En relación con las medidas de seguridad, Rebollo resaltó que «uno de los aspectos más efectivos han sido los protocolos» establecidos con anterioridad, que permitieron una actuación rápida y colaborativa. También comentó sobre el sistema de nebulización que se planea implementar en los próximos años en todo el edificio. Este sistema, que fue utilizado en Notre Dame como «medida contra fuego», «aunque es costoso, resulta muy seguro».
Fondo de contingencia
Entretanto, el Cabildo Catedral ha expresado su agradecimiento a «todas las iniciativas que provengan de instituciones, de cualquier administración» y también «de iniciativas privadas», como muestra de «solidaridad y de apoyo» tras el incendio. Se aclaró que para restaurar la zona afectada por las llamas, cuentan con su propio «fondo de contingencia».
El portavoz del Cabildo Catedral, José Juan Jiménez Güeto, manifestó que están «tremendamente agradecidos» tras el anuncio de la consejera de Cultura y Deporte de la Junta de Andalucía, Patricia del Pozo, sobre la aprobación del plan de intervención de emergencia para la zona afectada, destacando que el proyecto de restauración tendría un coste estimado de alrededor de 1.000.000 euros.
A pesar de esto, Jiménez indicó que «la cuestión no es un tema económico», dado que, para afrontar «el plan de actuación» previsto para «la recuperación y restauración» de los daños causados por el incendio, el Cabildo dispone de un fondo de contingencia que dota anualmente, como previsión ante cualquier tipo de desgracia. Esto incluye desde incendios hasta posibles terremotos.

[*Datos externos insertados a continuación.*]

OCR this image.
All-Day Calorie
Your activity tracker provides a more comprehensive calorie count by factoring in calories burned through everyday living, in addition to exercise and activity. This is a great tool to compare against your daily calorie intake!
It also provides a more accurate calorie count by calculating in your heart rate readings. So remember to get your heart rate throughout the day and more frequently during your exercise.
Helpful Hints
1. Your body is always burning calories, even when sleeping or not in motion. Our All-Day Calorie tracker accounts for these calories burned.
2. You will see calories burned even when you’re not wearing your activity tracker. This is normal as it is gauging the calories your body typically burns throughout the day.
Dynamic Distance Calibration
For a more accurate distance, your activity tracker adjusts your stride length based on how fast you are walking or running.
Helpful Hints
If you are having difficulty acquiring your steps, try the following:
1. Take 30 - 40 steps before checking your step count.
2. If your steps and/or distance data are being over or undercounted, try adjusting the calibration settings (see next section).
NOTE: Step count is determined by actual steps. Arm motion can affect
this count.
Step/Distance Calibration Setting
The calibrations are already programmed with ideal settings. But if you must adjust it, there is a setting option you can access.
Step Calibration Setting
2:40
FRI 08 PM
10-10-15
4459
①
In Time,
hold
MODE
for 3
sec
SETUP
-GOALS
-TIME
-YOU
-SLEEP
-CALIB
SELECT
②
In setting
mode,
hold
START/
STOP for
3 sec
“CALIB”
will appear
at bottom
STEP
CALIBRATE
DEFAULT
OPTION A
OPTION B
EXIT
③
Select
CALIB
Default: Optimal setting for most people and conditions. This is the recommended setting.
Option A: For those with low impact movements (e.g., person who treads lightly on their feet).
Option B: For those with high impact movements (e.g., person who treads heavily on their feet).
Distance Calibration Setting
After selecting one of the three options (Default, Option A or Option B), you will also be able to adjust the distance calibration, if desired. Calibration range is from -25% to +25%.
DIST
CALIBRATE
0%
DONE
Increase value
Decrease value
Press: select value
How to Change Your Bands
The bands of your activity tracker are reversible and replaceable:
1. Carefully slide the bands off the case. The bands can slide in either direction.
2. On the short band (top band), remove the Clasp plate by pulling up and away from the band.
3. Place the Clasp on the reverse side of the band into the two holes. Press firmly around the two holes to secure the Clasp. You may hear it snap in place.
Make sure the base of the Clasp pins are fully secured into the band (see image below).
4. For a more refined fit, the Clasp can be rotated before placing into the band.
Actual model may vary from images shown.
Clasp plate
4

Jiménez subrayó que «ante cualquier circunstancia que pudiera surgir, el Cabildo siempre dota anualmente ese fondo de contingencia». «Por lo tanto, la cuestión económica no va a ser ningún problema», aseguró, añadiendo que «el Cabildo puede afrontar económicamente la restauración». Sin embargo, enfatizó que «sería muy importante que esa iniciativa de todas las administraciones» se traduzca en una agilización de todos los plazos y permisos, para que se puedan acometer lo antes posible todas las intervenciones que se establezcan en ese plan de actuación.
Valoración de la UNESCO
Mientras tanto, el director del Centro de Patrimonio Mundial de la UNESCO, Lazare Eloundou Assomo, envió una carta al deán-presidente del Cabildo Catedral, Joaquín Alberto Nieva, en la que agradece la «eficaz manera en que el Cabildo Catedral, junto con las autoridades locales de la ciudad, logró rápida y eficientemente controlar el incendio en la Mezquita-Catedral, un sitio inscrito en la Lista del Patrimonio Mundial, el 8 de agosto».
En la carta, fechada el 20 de agosto, Eloundou destaca «en particular, los protocolos de prevención contra incendios que fueron implementados y aplicados de manera coordinada y oportuna». Valora que esto «permitió evitar la pérdida de vidas humanas o un fuego de grandes proporciones y daños a este valiosísimo monumento, de excepcional importancia para toda la humanidad».
El director concluyó su carta agradeciendo al deán de la Catedral «su colaboración constante y apoyo en la aplicación de la Convención del Patrimonio Mundial».